When the club is full, he denies entry and turns patrons away. This is similar to how policing works.

Packets are limited to a certain bandwidth, preventing the circuit from becoming congested.  Any traffic exceeding the specified rate limit is discarded.

Policing is usually implemented on the provider side, and will either drop or re-mark traffic that exceeds the provider’s committed rate. 

TCP traffic that is dropped will be forced to resend, which may result in TCP global synchronization or starvation issues. Policing can be implemented for both inbound and outbound traffic on an interface.

Transfer Rate – The Token Bucket System

Cisco describes the regulation of a transfer rate as a token bucket system, which is comprised of three parts:

• Committed Information Rate (CIR) – specifies the traffic rate dictated by the SLA, measured in bits per second (bps).

• Burst Rate (Bc) – specifies the amount of traffic to be sent within a given time interval, measured in bits.

• Time Interval (Tc) – identifies the time interval for each burst, measured in seconds or sometimes milliseconds.

The CIR is calculated using the formula:

CIR (bps) = Bc (bits) / Tc (seconds)

With a token bucket system, the bucket is filled with tokens, and each token represents one byte. Thus, to transmit a 50-byte packet, the bucket must  contain a minimum of 50 tokens. Tokens are consumed as traffic is  transferred, and the bucket is refilled with tokens at the speed of the CIR. If the bucket is full, then excess tokens will spill out and are wasted.

The capacity of the bucket is defined by the burst rate. If the data (in bytes) to be transmitted is less than the number of tokens currently in the bucket, then the traffic is conforming to the policy and is (usually) forwarded.

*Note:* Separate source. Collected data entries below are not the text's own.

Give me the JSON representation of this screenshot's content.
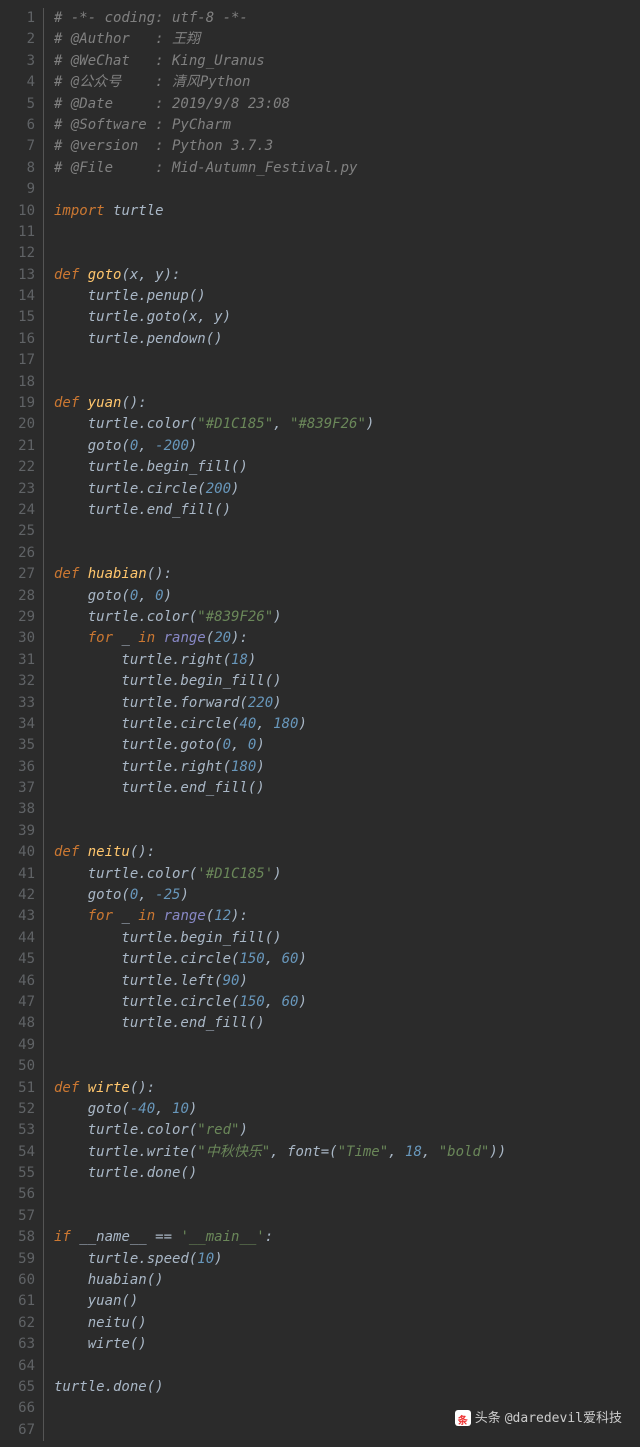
{
  "watermark": {
    "prefix": "头条",
    "handle": "@daredevil爱科技"
  },
  "lines": [
    {
      "n": 1,
      "t": [
        [
          "cm",
          "# -*- coding: utf-8 -*-"
        ]
      ]
    },
    {
      "n": 2,
      "t": [
        [
          "cm",
          "# @Author   : 王翔"
        ]
      ]
    },
    {
      "n": 3,
      "t": [
        [
          "cm",
          "# @WeChat   : King_Uranus"
        ]
      ]
    },
    {
      "n": 4,
      "t": [
        [
          "cm",
          "# @公众号    : 清风Python"
        ]
      ]
    },
    {
      "n": 5,
      "t": [
        [
          "cm",
          "# @Date     : 2019/9/8 23:08"
        ]
      ]
    },
    {
      "n": 6,
      "t": [
        [
          "cm",
          "# @Software : PyCharm"
        ]
      ]
    },
    {
      "n": 7,
      "t": [
        [
          "cm",
          "# @version  : Python 3.7.3"
        ]
      ]
    },
    {
      "n": 8,
      "t": [
        [
          "cm",
          "# @File     : Mid-Autumn_Festival.py"
        ]
      ]
    },
    {
      "n": 9,
      "t": []
    },
    {
      "n": 10,
      "t": [
        [
          "kw",
          "import "
        ],
        [
          "p",
          "turtle"
        ]
      ]
    },
    {
      "n": 11,
      "t": []
    },
    {
      "n": 12,
      "t": []
    },
    {
      "n": 13,
      "t": [
        [
          "kw",
          "def "
        ],
        [
          "fn",
          "goto"
        ],
        [
          "p",
          "(x"
        ],
        [
          "op",
          ", "
        ],
        [
          "p",
          "y):"
        ]
      ]
    },
    {
      "n": 14,
      "t": [
        [
          "p",
          "    turtle.penup()"
        ]
      ]
    },
    {
      "n": 15,
      "t": [
        [
          "p",
          "    turtle.goto(x"
        ],
        [
          "op",
          ", "
        ],
        [
          "p",
          "y)"
        ]
      ]
    },
    {
      "n": 16,
      "t": [
        [
          "p",
          "    turtle.pendown()"
        ]
      ]
    },
    {
      "n": 17,
      "t": []
    },
    {
      "n": 18,
      "t": []
    },
    {
      "n": 19,
      "t": [
        [
          "kw",
          "def "
        ],
        [
          "fn",
          "yuan"
        ],
        [
          "p",
          "():"
        ]
      ]
    },
    {
      "n": 20,
      "t": [
        [
          "p",
          "    turtle.color("
        ],
        [
          "str",
          "\"#D1C185\""
        ],
        [
          "op",
          ", "
        ],
        [
          "str",
          "\"#839F26\""
        ],
        [
          "p",
          ")"
        ]
      ]
    },
    {
      "n": 21,
      "t": [
        [
          "p",
          "    goto("
        ],
        [
          "num",
          "0"
        ],
        [
          "op",
          ", "
        ],
        [
          "num",
          "-200"
        ],
        [
          "p",
          ")"
        ]
      ]
    },
    {
      "n": 22,
      "t": [
        [
          "p",
          "    turtle.begin_fill()"
        ]
      ]
    },
    {
      "n": 23,
      "t": [
        [
          "p",
          "    turtle.circle("
        ],
        [
          "num",
          "200"
        ],
        [
          "p",
          ")"
        ]
      ]
    },
    {
      "n": 24,
      "t": [
        [
          "p",
          "    turtle.end_fill()"
        ]
      ]
    },
    {
      "n": 25,
      "t": []
    },
    {
      "n": 26,
      "t": []
    },
    {
      "n": 27,
      "t": [
        [
          "kw",
          "def "
        ],
        [
          "fn",
          "huabian"
        ],
        [
          "p",
          "():"
        ]
      ]
    },
    {
      "n": 28,
      "t": [
        [
          "p",
          "    goto("
        ],
        [
          "num",
          "0"
        ],
        [
          "op",
          ", "
        ],
        [
          "num",
          "0"
        ],
        [
          "p",
          ")"
        ]
      ]
    },
    {
      "n": 29,
      "t": [
        [
          "p",
          "    turtle.color("
        ],
        [
          "str",
          "\"#839F26\""
        ],
        [
          "p",
          ")"
        ]
      ]
    },
    {
      "n": 30,
      "t": [
        [
          "p",
          "    "
        ],
        [
          "kw",
          "for "
        ],
        [
          "p",
          "_ "
        ],
        [
          "kw",
          "in "
        ],
        [
          "bi",
          "range"
        ],
        [
          "p",
          "("
        ],
        [
          "num",
          "20"
        ],
        [
          "p",
          "):"
        ]
      ]
    },
    {
      "n": 31,
      "t": [
        [
          "p",
          "        turtle.right("
        ],
        [
          "num",
          "18"
        ],
        [
          "p",
          ")"
        ]
      ]
    },
    {
      "n": 32,
      "t": [
        [
          "p",
          "        turtle.begin_fill()"
        ]
      ]
    },
    {
      "n": 33,
      "t": [
        [
          "p",
          "        turtle.forward("
        ],
        [
          "num",
          "220"
        ],
        [
          "p",
          ")"
        ]
      ]
    },
    {
      "n": 34,
      "t": [
        [
          "p",
          "        turtle.circle("
        ],
        [
          "num",
          "40"
        ],
        [
          "op",
          ", "
        ],
        [
          "num",
          "180"
        ],
        [
          "p",
          ")"
        ]
      ]
    },
    {
      "n": 35,
      "t": [
        [
          "p",
          "        turtle.goto("
        ],
        [
          "num",
          "0"
        ],
        [
          "op",
          ", "
        ],
        [
          "num",
          "0"
        ],
        [
          "p",
          ")"
        ]
      ]
    },
    {
      "n": 36,
      "t": [
        [
          "p",
          "        turtle.right("
        ],
        [
          "num",
          "180"
        ],
        [
          "p",
          ")"
        ]
      ]
    },
    {
      "n": 37,
      "t": [
        [
          "p",
          "        turtle.end_fill()"
        ]
      ]
    },
    {
      "n": 38,
      "t": []
    },
    {
      "n": 39,
      "t": []
    },
    {
      "n": 40,
      "t": [
        [
          "kw",
          "def "
        ],
        [
          "fn",
          "neitu"
        ],
        [
          "p",
          "():"
        ]
      ]
    },
    {
      "n": 41,
      "t": [
        [
          "p",
          "    turtle.color("
        ],
        [
          "str",
          "'#D1C185'"
        ],
        [
          "p",
          ")"
        ]
      ]
    },
    {
      "n": 42,
      "t": [
        [
          "p",
          "    goto("
        ],
        [
          "num",
          "0"
        ],
        [
          "op",
          ", "
        ],
        [
          "num",
          "-25"
        ],
        [
          "p",
          ")"
        ]
      ]
    },
    {
      "n": 43,
      "t": [
        [
          "p",
          "    "
        ],
        [
          "kw",
          "for "
        ],
        [
          "p",
          "_ "
        ],
        [
          "kw",
          "in "
        ],
        [
          "bi",
          "range"
        ],
        [
          "p",
          "("
        ],
        [
          "num",
          "12"
        ],
        [
          "p",
          "):"
        ]
      ]
    },
    {
      "n": 44,
      "t": [
        [
          "p",
          "        turtle.begin_fill()"
        ]
      ]
    },
    {
      "n": 45,
      "t": [
        [
          "p",
          "        turtle.circle("
        ],
        [
          "num",
          "150"
        ],
        [
          "op",
          ", "
        ],
        [
          "num",
          "60"
        ],
        [
          "p",
          ")"
        ]
      ]
    },
    {
      "n": 46,
      "t": [
        [
          "p",
          "        turtle.left("
        ],
        [
          "num",
          "90"
        ],
        [
          "p",
          ")"
        ]
      ]
    },
    {
      "n": 47,
      "t": [
        [
          "p",
          "        turtle.circle("
        ],
        [
          "num",
          "150"
        ],
        [
          "op",
          ", "
        ],
        [
          "num",
          "60"
        ],
        [
          "p",
          ")"
        ]
      ]
    },
    {
      "n": 48,
      "t": [
        [
          "p",
          "        turtle.end_fill()"
        ]
      ]
    },
    {
      "n": 49,
      "t": []
    },
    {
      "n": 50,
      "t": []
    },
    {
      "n": 51,
      "t": [
        [
          "kw",
          "def "
        ],
        [
          "fn",
          "wirte"
        ],
        [
          "p",
          "():"
        ]
      ]
    },
    {
      "n": 52,
      "t": [
        [
          "p",
          "    goto("
        ],
        [
          "num",
          "-40"
        ],
        [
          "op",
          ", "
        ],
        [
          "num",
          "10"
        ],
        [
          "p",
          ")"
        ]
      ]
    },
    {
      "n": 53,
      "t": [
        [
          "p",
          "    turtle.color("
        ],
        [
          "str",
          "\"red\""
        ],
        [
          "p",
          ")"
        ]
      ]
    },
    {
      "n": 54,
      "t": [
        [
          "p",
          "    turtle.write("
        ],
        [
          "str",
          "\"中秋快乐\""
        ],
        [
          "op",
          ", "
        ],
        [
          "p",
          "font=("
        ],
        [
          "str",
          "\"Time\""
        ],
        [
          "op",
          ", "
        ],
        [
          "num",
          "18"
        ],
        [
          "op",
          ", "
        ],
        [
          "str",
          "\"bold\""
        ],
        [
          "p",
          "))"
        ]
      ]
    },
    {
      "n": 55,
      "t": [
        [
          "p",
          "    turtle.done()"
        ]
      ]
    },
    {
      "n": 56,
      "t": []
    },
    {
      "n": 57,
      "t": []
    },
    {
      "n": 58,
      "t": [
        [
          "kw",
          "if "
        ],
        [
          "p",
          "__name__ == "
        ],
        [
          "str",
          "'__main__'"
        ],
        [
          "p",
          ":"
        ]
      ]
    },
    {
      "n": 59,
      "t": [
        [
          "p",
          "    turtle.speed("
        ],
        [
          "num",
          "10"
        ],
        [
          "p",
          ")"
        ]
      ]
    },
    {
      "n": 60,
      "t": [
        [
          "p",
          "    huabian()"
        ]
      ]
    },
    {
      "n": 61,
      "t": [
        [
          "p",
          "    yuan()"
        ]
      ]
    },
    {
      "n": 62,
      "t": [
        [
          "p",
          "    neitu()"
        ]
      ]
    },
    {
      "n": 63,
      "t": [
        [
          "p",
          "    wirte()"
        ]
      ]
    },
    {
      "n": 64,
      "t": []
    },
    {
      "n": 65,
      "t": [
        [
          "p",
          "turtle.done()"
        ]
      ]
    },
    {
      "n": 66,
      "t": []
    },
    {
      "n": 67,
      "t": []
    }
  ]
}
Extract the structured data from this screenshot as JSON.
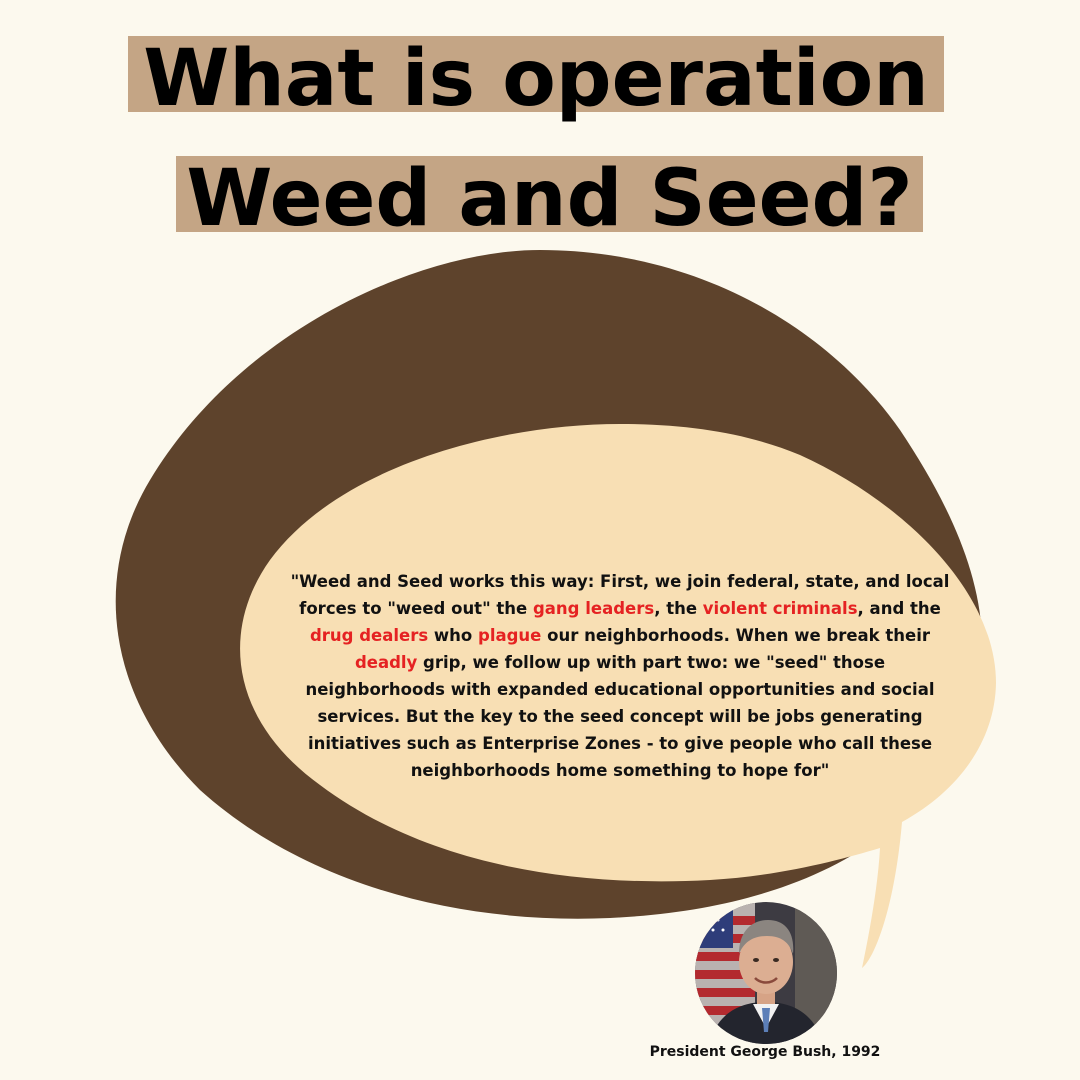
{
  "title": {
    "line1": "What is operation",
    "line2": "Weed and Seed?"
  },
  "quote": {
    "segments": [
      {
        "text": "\"Weed and Seed works this way: First, we join federal, state, and local forces to \"weed out\" the ",
        "highlight": false
      },
      {
        "text": "gang leaders",
        "highlight": true
      },
      {
        "text": ", the ",
        "highlight": false
      },
      {
        "text": "violent criminals",
        "highlight": true
      },
      {
        "text": ", and the ",
        "highlight": false
      },
      {
        "text": "drug dealers",
        "highlight": true
      },
      {
        "text": " who ",
        "highlight": false
      },
      {
        "text": "plague",
        "highlight": true
      },
      {
        "text": " our neighborhoods. When we break their ",
        "highlight": false
      },
      {
        "text": "deadly",
        "highlight": true
      },
      {
        "text": " grip, we follow up with part two: we \"seed\" those neighborhoods with expanded educational opportunities and social services. But the key to the seed concept will be jobs generating initiatives such as Enterprise Zones - to give people who call these neighborhoods home something to hope for\"",
        "highlight": false
      }
    ]
  },
  "caption": "President George Bush, 1992",
  "colors": {
    "background": "#fcf9ee",
    "title_highlight": "#c4a585",
    "dark_bubble": "#5e432c",
    "light_bubble": "#f8dfb4",
    "emphasis": "#e52222"
  }
}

If the data (in bytes) to be transmitted is more than the number of tokens currently in the bucket, then the traffic is exceeding the policy. This excess  traffic can be shaped (buffered) or policed (dropped or re-marked), depending on the configured policy.

The above describes a One Token Bucket system. Some SLA policies allow for bursts that are higher than the normal burst rate (Bc), during periods of non-congestion. This is referred to as the excess burst (Be) rate.

The excess burst rate is an optional configuration option, and is defined as a Two Token Bucket system. Excess tokens are not wasted, but are instead placed in an excess bucket. The capacity of this bucket is defined by the excess burst rate. Traffic that exceeds the normal token bucket can borrow tokens from the excess bucket – but will usually be dropped first during congestion. Traffic that exceeds the excess bucket is violating the policy.